I was having lunch the other day at a friend’s house. His parents were asking me what I think of Valapaiso and Viña del Mar. I was talking about how I like each in its own way. They were slightly surprised, assuming that as an American I would clearly have a preference for the more upscale, planned city of Viña del Mar. They liked Viña better.
They also talked about something I hadn’t really thought much about; they prosed that Valparaiso becoming a World Heritage Site is a bad thing. They look at is as glorifying poverty; failing to see the misery people live in and rather romanticize their lives, their housing, and their squaller.
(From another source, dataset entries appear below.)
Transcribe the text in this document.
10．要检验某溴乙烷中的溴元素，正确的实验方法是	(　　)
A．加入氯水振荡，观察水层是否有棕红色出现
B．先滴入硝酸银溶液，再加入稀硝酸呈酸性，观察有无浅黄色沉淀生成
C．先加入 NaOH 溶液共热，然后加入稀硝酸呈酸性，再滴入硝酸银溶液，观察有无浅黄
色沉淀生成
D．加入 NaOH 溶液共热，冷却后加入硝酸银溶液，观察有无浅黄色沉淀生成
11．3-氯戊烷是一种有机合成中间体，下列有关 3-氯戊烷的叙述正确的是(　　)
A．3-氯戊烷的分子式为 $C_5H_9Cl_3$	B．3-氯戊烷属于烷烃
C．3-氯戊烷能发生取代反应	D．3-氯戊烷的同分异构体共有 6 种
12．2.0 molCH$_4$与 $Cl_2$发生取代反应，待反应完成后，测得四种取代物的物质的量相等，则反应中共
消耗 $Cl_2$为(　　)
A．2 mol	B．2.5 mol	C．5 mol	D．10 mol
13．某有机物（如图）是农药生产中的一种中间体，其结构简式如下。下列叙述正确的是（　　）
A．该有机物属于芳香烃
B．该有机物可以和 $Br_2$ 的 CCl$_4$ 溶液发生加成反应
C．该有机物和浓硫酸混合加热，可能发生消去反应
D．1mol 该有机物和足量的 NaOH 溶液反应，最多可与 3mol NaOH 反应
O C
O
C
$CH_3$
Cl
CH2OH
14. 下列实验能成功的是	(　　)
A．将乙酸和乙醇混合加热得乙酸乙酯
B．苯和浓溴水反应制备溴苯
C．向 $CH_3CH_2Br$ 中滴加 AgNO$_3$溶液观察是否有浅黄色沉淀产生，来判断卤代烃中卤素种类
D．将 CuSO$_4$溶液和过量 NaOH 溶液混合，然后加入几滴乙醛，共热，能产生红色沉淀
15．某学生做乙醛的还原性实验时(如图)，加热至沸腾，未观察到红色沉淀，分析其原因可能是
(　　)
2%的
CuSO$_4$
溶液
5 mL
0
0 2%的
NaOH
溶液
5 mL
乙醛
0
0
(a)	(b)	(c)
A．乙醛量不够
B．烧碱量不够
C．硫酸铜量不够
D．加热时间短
Furthermore, they see it as a way to not have to confront the poverty or work to change the lives of those in this country with the least. I am not sure that I totally area, but I do see their point.
Another disagreement in the conversation arose when I was talking about reasons I like Cerro Polanco. One of the reasons is the close quarters that the different social classes live in (in harmony) on the hill. Next to my house, which people refer to as the castle, you can find people squatting in shanty houses, up the road you can find almost every degree in between. Again, said friends did not like this– they are about as far left as you can get and anti-social classes as a concept.
However, here, I stick by my point. Living together, the people come to a better understanding of the other. I come from an area within the US (like most areas within the US) that is extremely segregated by both class and race. I believe that it is easy for a child to grow up in their communities and never befriend someone of a different social status; in some cases, even see them up close. This distance gives weight, even validity, to stereotypes and prejudices.
The other day Mombian pointed out that people who know 2 or more LGBT individuals are more likely to vote in favor of protections for LGBT people regardless of their (the voter’s) political affiliation. I assume that something similar must be true when talking about classes. An upper or middle class person who has made friends with or knows someone who has demonstrated how hard it is to survive on minimum wage, is probably more likely to vote for an increase in minimum wage. Granted, this is just my extrapolation of how life should work, who knows if it is true.
Finally, I feel I need to put a plug in for a book that I really enjoyed Nickel and Dimed: On (Not) Getting By in America by Barbara Ehrenreich. If you haven’t thought about minimum wage or class issues in America, it really is a good read. Not to mention it is entertaining.